The new Pakistani prime minister was sworn in by President Pervez Musharraf yesterday, as two senior US envoys arrived in an apparent bid to shore up Islamabad's support for the "war on terror."
Yousuf Raza Gilani, a top aide of slain opposition leader Benazir Bhutto, was elected prime minister on Monday by parliament, where an anti-Musharraf coalition won a huge majority in elections last month.
The volatile situation facing Musharraf, a key US ally against al-Qaeda and the Taliban, was underscored when Gilani on Monday freed judges who were detained by the president because they threatened his grip on power.
Supporters chanted "Long live Bhutto" after Gilani finished repeating the oath read out by a grim-faced Musharraf in a ceremony at the presidential palace.

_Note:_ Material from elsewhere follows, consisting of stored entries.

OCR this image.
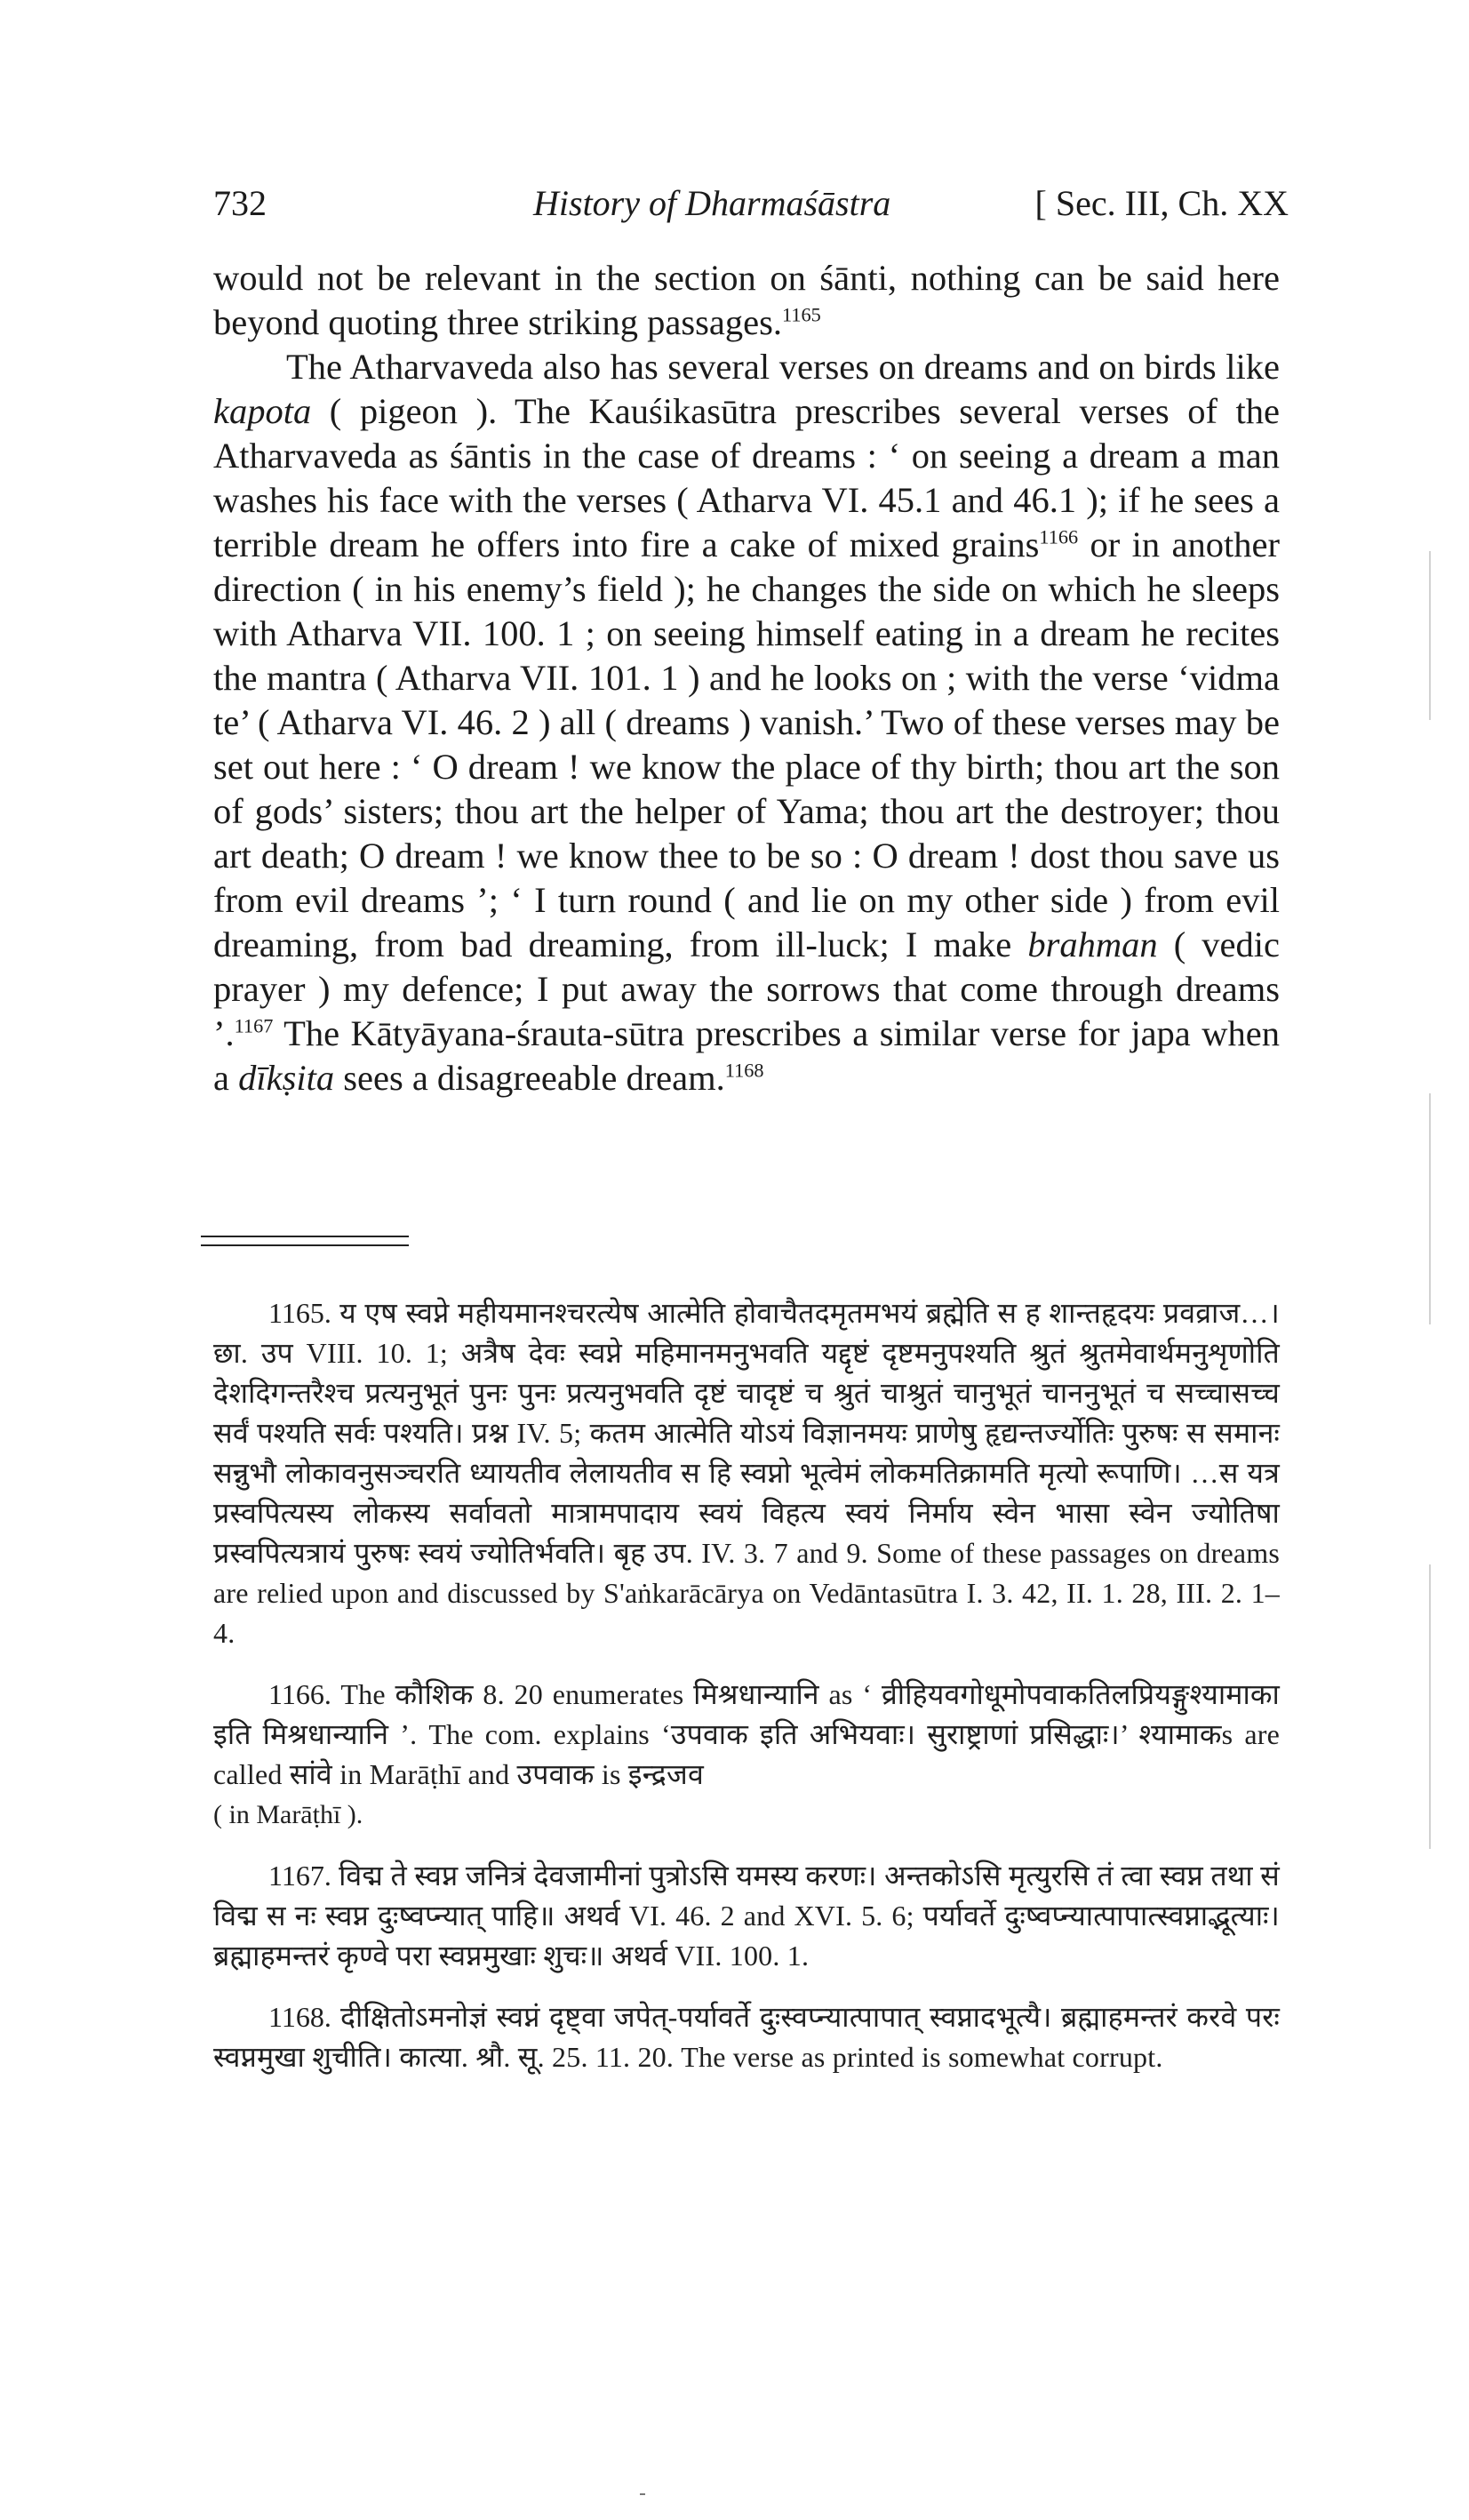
732	History of Dharmaśāstra	[ Sec. III, Ch. XX

would not be relevant in the section on śānti, nothing can be said here beyond quoting three striking passages.$^{1165}$

The Atharvaveda also has several verses on dreams and on birds like kapota ( pigeon ). The Kauśikasūtra prescribes several verses of the Atharvaveda as śāntis in the case of dreams : ‘ on seeing a dream a man washes his face with the verses ( Atharva VI. 45.1 and 46.1 ); if he sees a terrible dream he offers into fire a cake of mixed grains$^{1166}$ or in another direction ( in his enemy’s field ); he changes the side on which he sleeps with Atharva VII. 100. 1 ; on seeing himself eating in a dream he recites the mantra ( Atharva VII. 101. 1 ) and he looks on ; with the verse ‘vidma te’ ( Atharva VI. 46. 2 ) all ( dreams ) vanish.’ Two of these verses may be set out here : ‘ O dream ! we know the place of thy birth; thou art the son of gods’ sisters; thou art the helper of Yama; thou art the destroyer; thou art death; O dream ! we know thee to be so : O dream ! dost thou save us from evil dreams ’; ‘ I turn round ( and lie on my other side ) from evil dreaming, from bad dreaming, from ill-luck; I make brahman ( vedic prayer ) my defence; I put away the sorrows that come through dreams ’.$^{1167}$ The Kātyāyana-śrauta-sūtra prescribes a similar verse for japa when a dīkṣita sees a disagreeable dream.$^{1168}$

1165. य एष स्वप्ने महीयमानश्चरत्येष आत्मेति होवाचैतदमृतमभयं ब्रह्मेति स ह शान्तहृदयः प्रवव्राज…। छा. उप VIII. 10. 1; अत्रैष देवः स्वप्ने महिमानमनुभवति यद्दृष्टं दृष्टमनुपश्यति श्रुतं श्रुतमेवार्थमनुशृणोति देशदिगन्तरैश्च प्रत्यनुभूतं पुनः पुनः प्रत्यनुभवति दृष्टं चादृष्टं च श्रुतं चाश्रुतं चानुभूतं चाननुभूतं च सच्चासच्च सर्वं पश्यति सर्वः पश्यति। प्रश्न IV. 5; कतम आत्मेति योऽयं विज्ञानमयः प्राणेषु हृद्यन्तर्ज्योतिः पुरुषः स समानः सन्नुभौ लोकावनुसञ्चरति ध्यायतीव लेलायतीव स हि स्वप्नो भूत्वेमं लोकमतिक्रामति मृत्यो रूपाणि। …स यत्र प्रस्वपित्यस्य लोकस्य सर्वावतो मात्रामपादाय स्वयं विहत्य स्वयं निर्माय स्वेन भासा स्वेन ज्योतिषा प्रस्वपित्यत्रायं पुरुषः स्वयं ज्योतिर्भवति। बृह उप. IV. 3. 7 and 9. Some of these passages on dreams are relied upon and discussed by S'aṅkarācārya on Vedāntasūtra I. 3. 42, II. 1. 28, III. 2. 1–4.

1166. The कौशिक 8. 20 enumerates मिश्रधान्यानि as ‘ व्रीहियवगोधूमोपवाकतिलप्रियङ्गुश्यामाका इति मिश्रधान्यानि ’. The com. explains ‘उपवाक इति अभियवाः। सुराष्ट्राणां प्रसिद्धाः।’ श्यामाकs are called सांवे in Marāṭhī and उपवाक is इन्द्रजव
( in Marāṭhī ).

1167. विद्म ते स्वप्न जनित्रं देवजामीनां पुत्रोऽसि यमस्य करणः। अन्तकोऽसि मृत्युरसि तं त्वा स्वप्न तथा सं विद्म स नः स्वप्न दुःष्वप्न्यात् पाहि॥ अथर्व VI. 46. 2 and XVI. 5. 6; पर्यावर्ते दुःष्वप्न्यात्पापात्स्वप्नाद्भूत्याः। ब्रह्माहमन्तरं कृण्वे परा स्वप्नमुखाः शुचः॥ अथर्व VII. 100. 1.

1168. दीक्षितोऽमनोज्ञं स्वप्नं दृष्ट्वा जपेत्-पर्यावर्ते दुःस्वप्न्यात्पापात् स्वप्नादभूत्यै। ब्रह्माहमन्तरं करवे परः स्वप्नमुखा शुचीति। कात्या. श्रौ. सू. 25. 11. 20. The verse as printed is somewhat corrupt.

In a snub to Musharraf, key coalition leaders -- including Bhutto's widower Asif Ali Zardari, her son Bilawal and former prime minister Nawaz Sharif -- stayed away from the swearing-in.
Musharraf told state TV after the ceremony that he would "always extend my fullest cooperation" to Gilani, saying the country faced a "difficult period" from Islamic militancy.
Standing beside him, Gilani, who spent five years in jail under Musharraf's government on corruption charges, said last month's elections showed that people wanted change.
After the ceremony, US Deputy Secretary of State John Negroponte and Assistant Secretary of State Richard Boucher met Musharraf for 90 minutes, officials said.
Analysts say the US is now desperate to woo the new coalition government despite its hostility to Musharraf, fearing that political instability in the nuclear-armed country could hurt efforts to tackle Islamic militancy.
Minutes after being elected on Monday, Gilani ordered the release of the chief justice and other judges who had been held since Musharraf sacked them under a state of emergency in November.